Il rapido sviluppo dell’aviazione portò con sé la necessità di una crescente organizzazione, in particolare nella formazione dei piloti sul territorio italiano. Fino ai primi anni Dieci, le scuole di pilotaggio si trovavano soprattutto in Francia, patria dei principali costruttori aeronautici.
A partire dal primo decennio del nuovo secolo, l’industria dell’aviazione prese piede anche in Italia con svariate aziende che spesso costruivano su licenza estera. Torino fu il centro di riferimento anche per quanto riguardò la scuola piloti, che si formavano presso l’aeroporto di Mirafiori.
Soltanto tre anni erano passati dalla guerra Italo-Turca quando l’Italia entrò nel primo conflitto mondiale, la prima guerra tecnologica in cui l’aviazione militare ebbe un ruolo primario. La necessità di una formazione migliore per i piloti divenne pressante, anche per il dato statistico che dimostrava come la maggior parte delle perdite tra gli aviatori fossero determinate più che dal fuoco nemico da incidenti, avarie e scarsa preparazione fisica. Per ridurre i pericoli di quest’ultimo aspetto, intervenne la scienza nel ramo della fisiologia. La svolta la fornì il professore triestino Amedeo Herlitzka, docente all’Università di Torino ed allievo del grande fisiologo Angelo Mosso.
Sua fu l’idea di sviluppare un’apparecchiatura che potesse preparare fisicamente i piloti a terra, simulando le condizioni estreme del volo. Nel 1917 il governo lo incarica di fondare il Centro Psicofisiologico per la selezione attitudinale dei piloti con sede nella città sabauda. Qui nascerà il primo simulatore di volo della storia, successivamente sviluppato in una versione più avanzata. Oltre al simulatore, il fisiologo triestino ideò la campana pneumatica, un apparecchio dotato di una pompa a depressione in grado di riprodurre le condizioni atmosferiche di un volo fino a 6.000 metri di quota.

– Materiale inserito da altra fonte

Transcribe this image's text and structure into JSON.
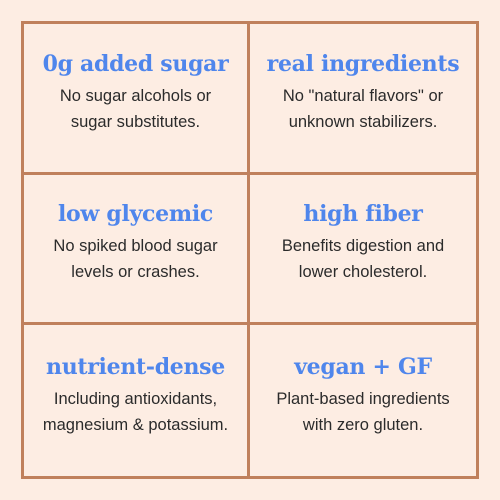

Per quanto riguardava le capacità di reazione e orientamento del pilota in condizioni estreme, Herlitzka realizzò il simulatore Blériot (dal nome della marca di apparecchi costruita a Torino su licenza francese). L’apparecchio riproduceva la carlinga del monoplano Blériot XI, dove il candidato seduto ai comandi veniva stimolato soprattutto nel centro dell’equilibrio localizzato nell’orecchio interno. Per simulare le condizioni di volo a visibilità zero l’aspirante pilota veniva bendato e sottoposto a beccheggi e imbardate come nel volo reale. All’apparecchio poteva essere applicato un pannello luminoso dove un operatore accendeva lampadine che il candidato doveva indicare nel minor tempo possibile. Il secondo simulatore, detto a telaio basculante, era ancora più realistico in quanto poteva simulare movimenti di rotazione, i più difficili da controllare, ruotando attorno al proprio asse grazie ad uno speciale binario. In seguito alla stimolazione, il pilota doveva colpire un bersaglio puntando una matita su un foglio sottostante, prova che accertava la capacità di resistenza e controllo del futuro aviatore.
I simulatori di Amedeo Herlitzka sono oggi conservati presso il Museo delle Forze Armate 1914-45 di Montecchio Maggiore (Vicenza).